Taizen's adopted son Satô Takanaka (Yamaguchi Shunkai) studied medicine in Nagasaki with the Dutch military doctor Pompe, and then came to the Juntendô, where he took in a systematic medical education, studying and developing methods which continued to play a prominent role in how medicine was practiced in the Meiji period.

Takanaka later founded the Juntendô-iin (Juntendô Clinic) and Juntendô University in Tokyo, as well as a school of medicine which was later absorbed into the University of Tokyo. Satô Susumu (Takawa Kaiseki), another adoptee into the Satô family, succeeded Takanaka as the head of several of these institutions. Meanwhile, the Sakura Juntendô passed into the hands of Takanaka's adopted son, Satô Shunkai (Okamoto Dôan). Takanaka's natural daughter, Satô Shizu, was a pioneer in women's education, and served for a time as head of a private women's school of art.

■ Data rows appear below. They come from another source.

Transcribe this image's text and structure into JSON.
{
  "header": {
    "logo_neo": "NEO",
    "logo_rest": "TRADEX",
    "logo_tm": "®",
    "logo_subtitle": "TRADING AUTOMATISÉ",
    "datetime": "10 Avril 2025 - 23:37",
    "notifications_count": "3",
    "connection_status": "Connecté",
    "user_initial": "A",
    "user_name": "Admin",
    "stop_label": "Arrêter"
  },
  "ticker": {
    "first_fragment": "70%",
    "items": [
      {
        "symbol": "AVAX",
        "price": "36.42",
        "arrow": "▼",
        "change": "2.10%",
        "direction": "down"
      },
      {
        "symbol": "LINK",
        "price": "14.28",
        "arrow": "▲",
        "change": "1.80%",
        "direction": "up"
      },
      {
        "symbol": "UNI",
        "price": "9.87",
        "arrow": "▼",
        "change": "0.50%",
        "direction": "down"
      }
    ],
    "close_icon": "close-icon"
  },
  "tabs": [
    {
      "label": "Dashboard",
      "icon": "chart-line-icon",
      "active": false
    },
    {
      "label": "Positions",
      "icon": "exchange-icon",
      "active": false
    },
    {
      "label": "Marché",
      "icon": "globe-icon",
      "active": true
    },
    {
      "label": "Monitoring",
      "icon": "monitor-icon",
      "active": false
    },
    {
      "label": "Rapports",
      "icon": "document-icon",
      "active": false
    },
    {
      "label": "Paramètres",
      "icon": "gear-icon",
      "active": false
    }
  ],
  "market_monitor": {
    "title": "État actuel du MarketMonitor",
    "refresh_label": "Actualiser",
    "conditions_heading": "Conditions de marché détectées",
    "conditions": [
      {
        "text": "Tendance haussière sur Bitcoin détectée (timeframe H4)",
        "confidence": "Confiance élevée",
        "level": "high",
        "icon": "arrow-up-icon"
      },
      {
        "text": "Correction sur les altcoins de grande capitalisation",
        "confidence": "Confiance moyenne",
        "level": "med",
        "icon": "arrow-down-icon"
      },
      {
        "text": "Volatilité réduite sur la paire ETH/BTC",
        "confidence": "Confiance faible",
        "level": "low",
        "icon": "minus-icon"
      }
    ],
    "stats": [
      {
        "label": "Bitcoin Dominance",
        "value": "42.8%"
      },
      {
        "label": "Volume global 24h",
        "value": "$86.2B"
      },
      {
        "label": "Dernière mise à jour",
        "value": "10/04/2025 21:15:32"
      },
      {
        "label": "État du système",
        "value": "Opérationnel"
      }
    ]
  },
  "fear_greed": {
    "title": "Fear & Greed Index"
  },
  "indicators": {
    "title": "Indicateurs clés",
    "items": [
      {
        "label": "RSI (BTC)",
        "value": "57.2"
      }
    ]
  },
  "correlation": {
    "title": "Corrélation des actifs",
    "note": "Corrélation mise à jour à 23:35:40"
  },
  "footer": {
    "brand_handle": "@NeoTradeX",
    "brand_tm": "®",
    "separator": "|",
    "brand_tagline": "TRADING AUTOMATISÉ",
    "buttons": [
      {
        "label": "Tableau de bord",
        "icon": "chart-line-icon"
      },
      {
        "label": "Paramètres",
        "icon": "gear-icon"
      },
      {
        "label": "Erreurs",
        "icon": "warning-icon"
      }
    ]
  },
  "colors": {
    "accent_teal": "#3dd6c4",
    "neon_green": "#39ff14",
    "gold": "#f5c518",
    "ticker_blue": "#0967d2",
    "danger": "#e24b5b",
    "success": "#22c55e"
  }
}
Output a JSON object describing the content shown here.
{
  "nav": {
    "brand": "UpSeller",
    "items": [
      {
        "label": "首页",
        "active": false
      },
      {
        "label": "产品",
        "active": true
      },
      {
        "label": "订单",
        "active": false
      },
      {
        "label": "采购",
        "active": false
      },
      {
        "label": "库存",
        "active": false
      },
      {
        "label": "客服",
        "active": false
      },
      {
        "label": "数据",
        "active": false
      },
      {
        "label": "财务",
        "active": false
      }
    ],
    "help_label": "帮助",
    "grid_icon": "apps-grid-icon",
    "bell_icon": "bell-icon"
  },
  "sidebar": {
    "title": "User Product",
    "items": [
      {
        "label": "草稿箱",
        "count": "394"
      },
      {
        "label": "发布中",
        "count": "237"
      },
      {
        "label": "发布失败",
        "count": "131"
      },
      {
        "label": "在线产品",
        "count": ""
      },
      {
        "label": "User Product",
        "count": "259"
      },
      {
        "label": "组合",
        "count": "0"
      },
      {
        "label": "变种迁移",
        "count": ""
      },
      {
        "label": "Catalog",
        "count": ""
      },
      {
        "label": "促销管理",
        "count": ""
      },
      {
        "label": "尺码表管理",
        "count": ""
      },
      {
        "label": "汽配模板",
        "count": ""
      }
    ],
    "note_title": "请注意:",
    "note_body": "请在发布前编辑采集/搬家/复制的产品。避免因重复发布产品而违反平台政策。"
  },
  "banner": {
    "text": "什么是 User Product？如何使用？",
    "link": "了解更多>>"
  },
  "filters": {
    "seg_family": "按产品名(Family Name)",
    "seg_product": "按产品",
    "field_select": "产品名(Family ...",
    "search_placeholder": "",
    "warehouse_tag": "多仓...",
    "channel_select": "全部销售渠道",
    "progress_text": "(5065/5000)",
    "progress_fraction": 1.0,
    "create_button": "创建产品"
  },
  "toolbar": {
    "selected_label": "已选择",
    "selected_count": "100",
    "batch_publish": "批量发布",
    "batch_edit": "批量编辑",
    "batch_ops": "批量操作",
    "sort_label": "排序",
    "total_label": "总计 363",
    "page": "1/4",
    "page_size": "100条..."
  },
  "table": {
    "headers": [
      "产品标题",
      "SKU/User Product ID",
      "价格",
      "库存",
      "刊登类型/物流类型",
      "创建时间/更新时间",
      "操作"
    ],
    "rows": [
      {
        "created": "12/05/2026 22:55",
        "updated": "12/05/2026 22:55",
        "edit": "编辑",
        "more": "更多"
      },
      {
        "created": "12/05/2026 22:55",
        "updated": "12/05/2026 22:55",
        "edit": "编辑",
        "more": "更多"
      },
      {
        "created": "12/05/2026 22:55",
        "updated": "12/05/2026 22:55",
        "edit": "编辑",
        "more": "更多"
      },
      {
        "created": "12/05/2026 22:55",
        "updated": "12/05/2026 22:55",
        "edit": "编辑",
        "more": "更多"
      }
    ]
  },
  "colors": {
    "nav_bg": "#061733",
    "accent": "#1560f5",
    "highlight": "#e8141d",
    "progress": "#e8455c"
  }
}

Several of Satô Taizen's natural children, meanwhile, were adopted into other families. One such son, Matsumoto Ryôjun, studied Western medicine with Pompe in Nagasaki, was appointed to a high-ranking post within the shogunate's medical office, and later became a medical officer with the Imperial Japanese Army. Another of Taizen's sons, Hayashi Tadasu, served for a time as Japanese consul in England, and as Foreign Minister, playing a key role in the development of the UK-Japan Alliance. A number of prominent figures, including Enomoto Takeaki, Mitsukuri Rinshô, and Ogata Koreyoshi, meanwhile, married into the Satô family.

References

  • Plaques and gallery labels at Sakura Juntendô Memorial Hall.